The county's FY 2012-2017 capital improvement plan (CIP) totals a manageable $387 million and will be funded by a mix of bonds, lease revenue bonds, state and federal funding sources, and pay-go. The largest projects are school and transportation-related. More than 50% of total project costs will be funded by bonds, while almost 10% will be funded by pay-go. Fitch does not expect the county's capital projects to pressure the credit given the current debt burden and the size of capital needs.

All full-time and salaried county employees participate in the Virginia Retirement System (VRS), which is a cost-sharing multiple-employer defined benefit pension plan. The FY 2011
Fitch-adjusted funded ratio was a satisfactory 71.7%. The county paid its FY 2011 annual required

contribution (ARC) for VRS, equal to 2.5% of spending. Similarly, the county's FY 2011 other post-employment benefit (OPEB) ARC was a low 1.4% of spending.

The FY 2013 budget illustrated further financial flexibility as the county fully implemented the state's new pension reform requirement, which requires employees to pay 5% of pension costs but also requires local governments to provide a corresponding salary increase.
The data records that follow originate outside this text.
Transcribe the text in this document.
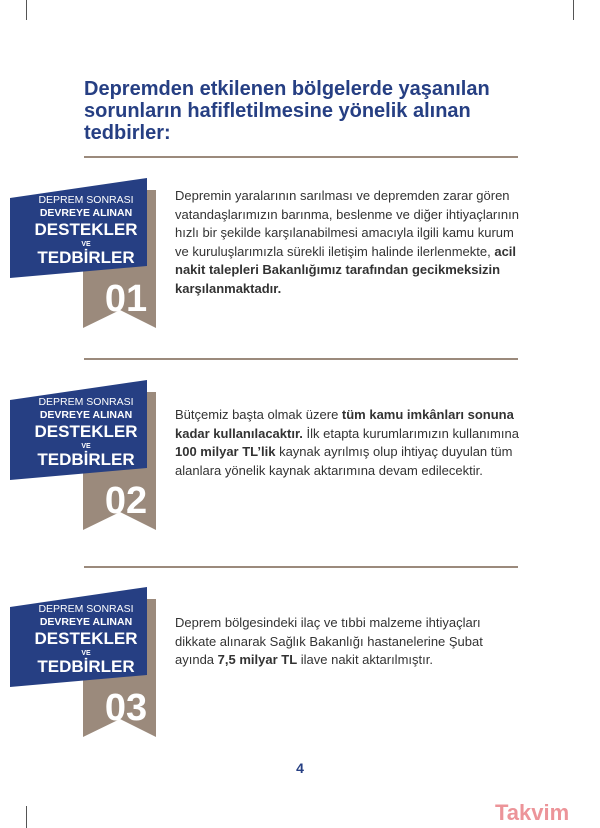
Depremden etkilenen bölgelerde yaşanılan sorunların hafifletilmesine yönelik alınan tedbirler:
DEPREM SONRASI
DEVREYE ALINAN
DESTEKLER
VE
TEDBİRLER
01
Depremin yaralarının sarılması ve depremden zarar gören vatandaşlarımızın barınma, beslenme ve diğer ihtiyaçlarının hızlı bir şekilde karşılanabilmesi amacıyla ilgili kamu kurum ve kuruluşlarımızla sürekli iletişim halinde ilerlenmekte, acil nakit talepleri Bakanlığımız tarafından gecikmeksizin karşılanmaktadır.
DEPREM SONRASI
DEVREYE ALINAN
DESTEKLER
VE
TEDBİRLER
02
Bütçemiz başta olmak üzere tüm kamu imkânları sonuna kadar kullanılacaktır. İlk etapta kurumlarımızın kullanımına 100 milyar TL’lik kaynak ayrılmış olup ihtiyaç duyulan tüm alanlara yönelik kaynak aktarımına devam edilecektir.
DEPREM SONRASI
DEVREYE ALINAN
DESTEKLER
VE
TEDBİRLER
03
Deprem bölgesindeki ilaç ve tıbbi malzeme ihtiyaçları dikkate alınarak Sağlık Bakanlığı hastanelerine Şubat ayında 7,5 milyar TL ilave nakit aktarılmıştır.
4
Takvim
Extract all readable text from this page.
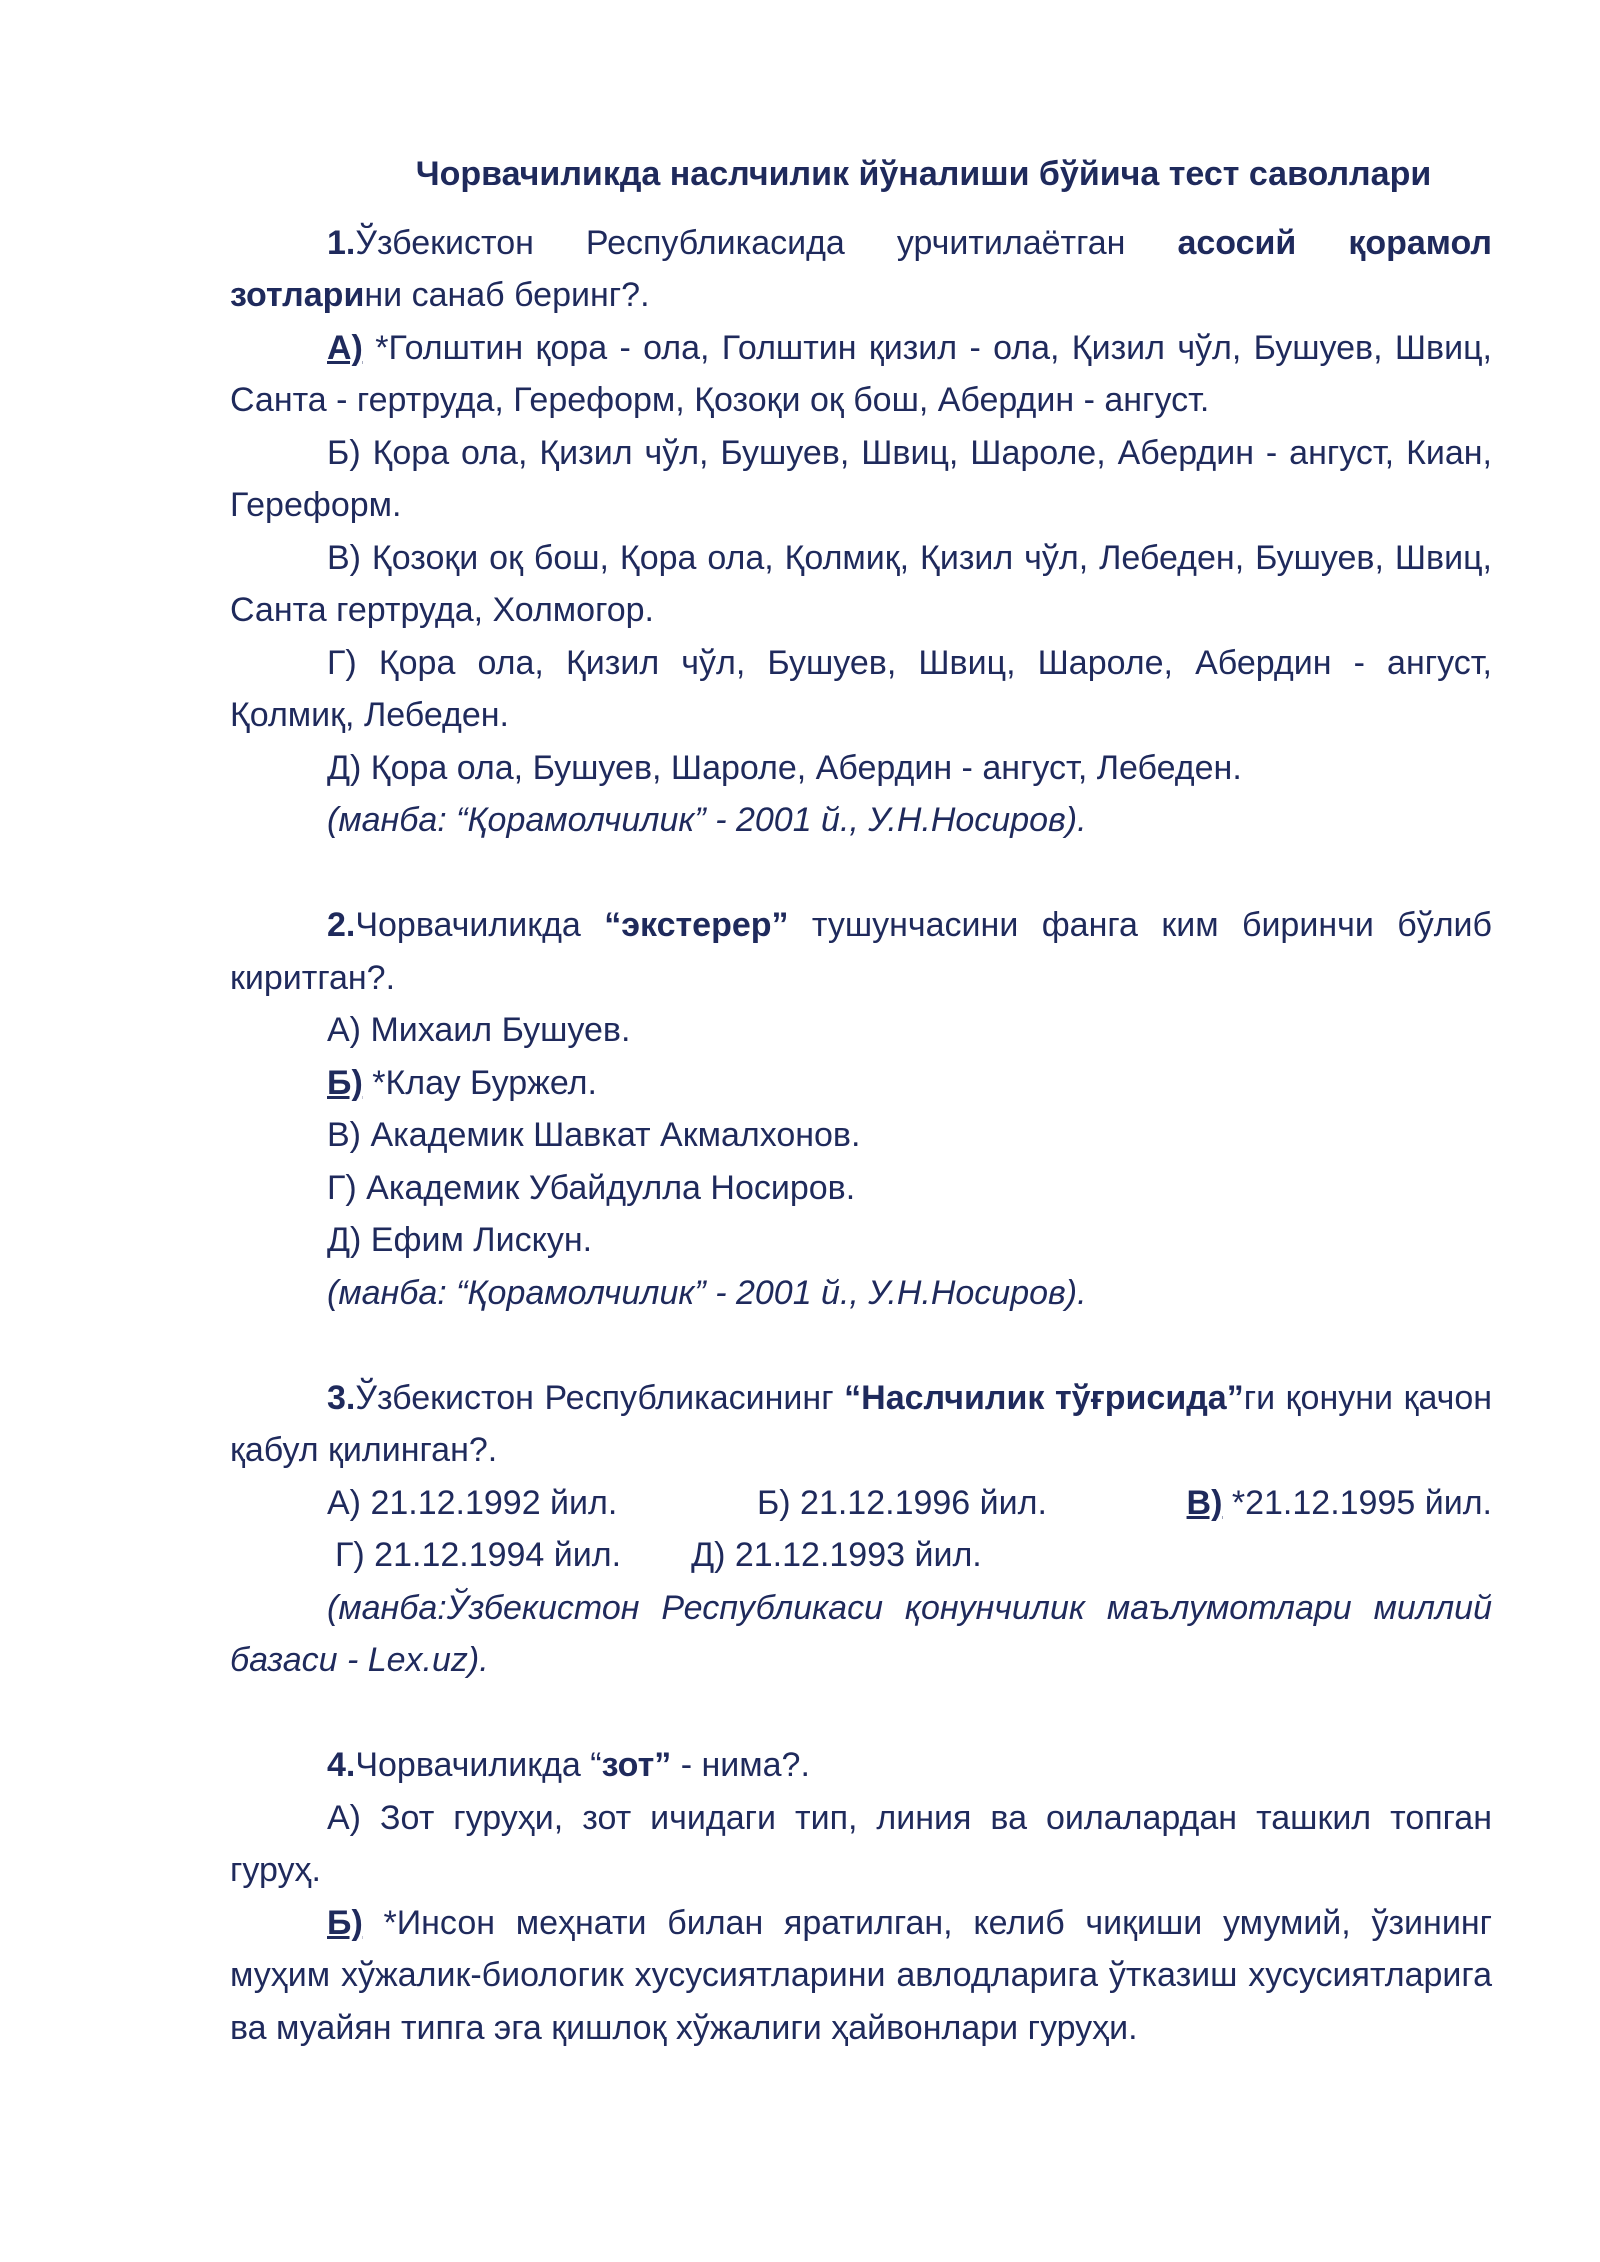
Чорвачиликда наслчилик йўналиши бўйича тест саволлари

1.Ўзбекистон Республикасида урчитилаётган асосий қорамол зотларини санаб беринг?.

А) *Голштин қора - ола, Голштин қизил - ола, Қизил чўл, Бушуев, Швиц, Санта - гертруда, Гереформ, Қозоқи оқ бош, Абердин - ангуст.

Б) Қора ола, Қизил чўл, Бушуев, Швиц, Шароле, Абердин - ангуст, Киан, Гереформ.

В) Қозоқи оқ бош, Қора ола, Қолмиқ, Қизил чўл, Лебеден, Бушуев, Швиц, Санта гертруда, Холмогор.

Г) Қора ола, Қизил чўл, Бушуев, Швиц, Шароле, Абердин - ангуст, Қолмиқ, Лебеден.

Д) Қора ола, Бушуев, Шароле, Абердин - ангуст, Лебеден.

(манба: “Қорамолчилик” - 2001 й., У.Н.Носиров).

2.Чорвачиликда “экстерер” тушунчасини фанга ким биринчи бўлиб киритган?.

А) Михаил Бушуев.

Б) *Клау Буржел.

В) Академик Шавкат Акмалхонов.

Г) Академик Убайдулла Носиров.

Д) Ефим Лискун.

(манба: “Қорамолчилик” - 2001 й., У.Н.Носиров).

3.Ўзбекистон Республикасининг “Наслчилик тўғрисида”ги қонуни қачон қабул қилинган?.

А) 21.12.1992 йил.	Б) 21.12.1996 йил.	В) *21.12.1995 йил.

Г) 21.12.1994 йил. Д) 21.12.1993 йил.

(манба:Ўзбекистон Республикаси қонунчилик маълумотлари миллий базаси - Lex.uz).

4.Чорвачиликда “зот” - нима?.

А) Зот гуруҳи, зот ичидаги тип, линия ва оилалардан ташкил топган гуруҳ.

Б) *Инсон меҳнати билан яратилган, келиб чиқиши умумий, ўзининг муҳим хўжалик-биологик хусусиятларини авлодларига ўтказиш хусусиятларига ва муайян типга эга қишлоқ хўжалиги ҳайвонлари гуруҳи.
Total carrying costs, as calculated by dividing debt service, pension, and OPEB costs by general fund spending, equals a moderate 19.3%. Fitch does not expect post-employment benefit obligations to pressure the credit.

LEASE REVENUE BONDS SECURED BY ESSENTIAL ASSETS

Debt service payments for the lease revenue bonds are subject to annual appropriation. The lease revenue bonds are additionally secured by a deed of trust granting a lien on several essential leased assets including a library, courthouse, and communications system. The current value of these assets exceeds total principal outstanding.